Braised Provençal Rabbit with Anchovies

This is a light and easy summer time braise with a tomato and white wine base, seasoned with garlic, herbs and anchovy for depth. The anchovy does not overwhelm the dish – just a hint lingering in the background. If you don’t have access to reasonably priced rabbit, chicken would work just as well. Serve with potatoes or pasta and of course that good crusty bread to sop up the braise.

Based on the recipe Rabbit with Anchovies in Recipes from Provence by René Husson

1 rabbit, about 3 lb, cut into serving pieces
Flour for dusting rabbit pieces
Oil for browning rabbit pieces and sautéing vegetables
1 medium onion, chopped
2 medium carrots, peeled and sliced
4 anchovy filets, soaked 10 min. in milk, rinsed, drained and chopped
¾ cup non-oaked white wine
1 ½ cups chicken stock
1 small head of garlic, cloves peeled and left whole
1 lb tomatoes, peeled, seeded and chopped
2 bay leaves
1 t herbs of Provence
Salt and pepper to taste

Season the flour with salt and pepper and dust the rabbit pieces. In a Dutch oven heat the oil over medium-high heat and brown the rabbit, about 4 minutes per side. Best done in batches to prevent crowding. Remove the rabbit from the pan and set aside. Pour in a little more oil if needed, adjust heat to medium and add the carrot, onion and anchovy. Sauté until the onions soften and the anchovy dissolves, about 5 minutes.

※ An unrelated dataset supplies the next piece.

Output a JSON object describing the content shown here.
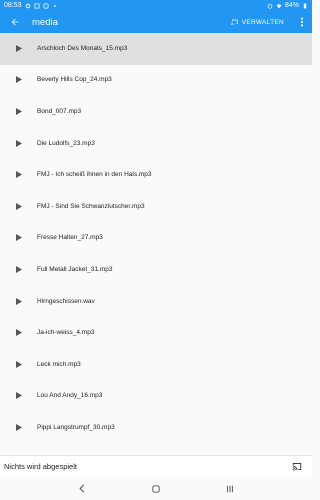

Pour in the white wine and deglaze, loosening any brown bits stuck to the pan. Simmer gently until the liquid is reduced by two thirds, about another 3 minutes. Return the rabbit pieces to the pan and add the stock, garlic cloves, tomatoes, bay leaves and herbs of Provence. Cover and cook at a low simmer for about an hour until the rabbit is very tender. Correct the seasoning and serve.

7 thoughts

    1. Thanks for the comment. I agree a little anchovy adds great flavor and most people wouldn’t object until you told them what it was.

  1. Looks to be authentic. Can’t wait to try it. I’ll throw a few parsley leaves over for presentation. Need a good baguette for company. Provencal food totally rocks.

    1. Ray, thanks for the comment. This is one of our favorite recipes and are still cooking this dish nearly every month. I agree, Provencal food is awesome. Just don’t know what we will do when we return home and can’t find any bunnies to cook up.

  2. I know this is an old article but I stumbled across it, very good recipe, I made a few tweaks out of necessity but it turned out to be a very enjoyable meal. Like others have experienced I have great difficulty in even getting other people to TRY anchovies, most of the people who tell me that they do not like them admit to never having eaten them before! Luckily I live in a rural area so acquiring rabbit doesn’t draw the same kind of negative attention it would elsewhere. I’m also attempting to make garum in the classic Roman style, though three months seems an extreme amount of time for fermentation, I’m curious if I will be able to tell the difference between quick garum and classical garum.

    1. Thank you Nicholas for your comment. Sorry for the delayed response as I’ve been away.
      I’m glad you enjoyed the recipe. We ran across several recipes in the South of France that had anchovies in the sauce. I think they add great depth and most people wouldn’t even know that they were eating anchovies. That is unless you tell them 🙂
      I’ve never used garum. Good Luck with the project. It sounds intriguing.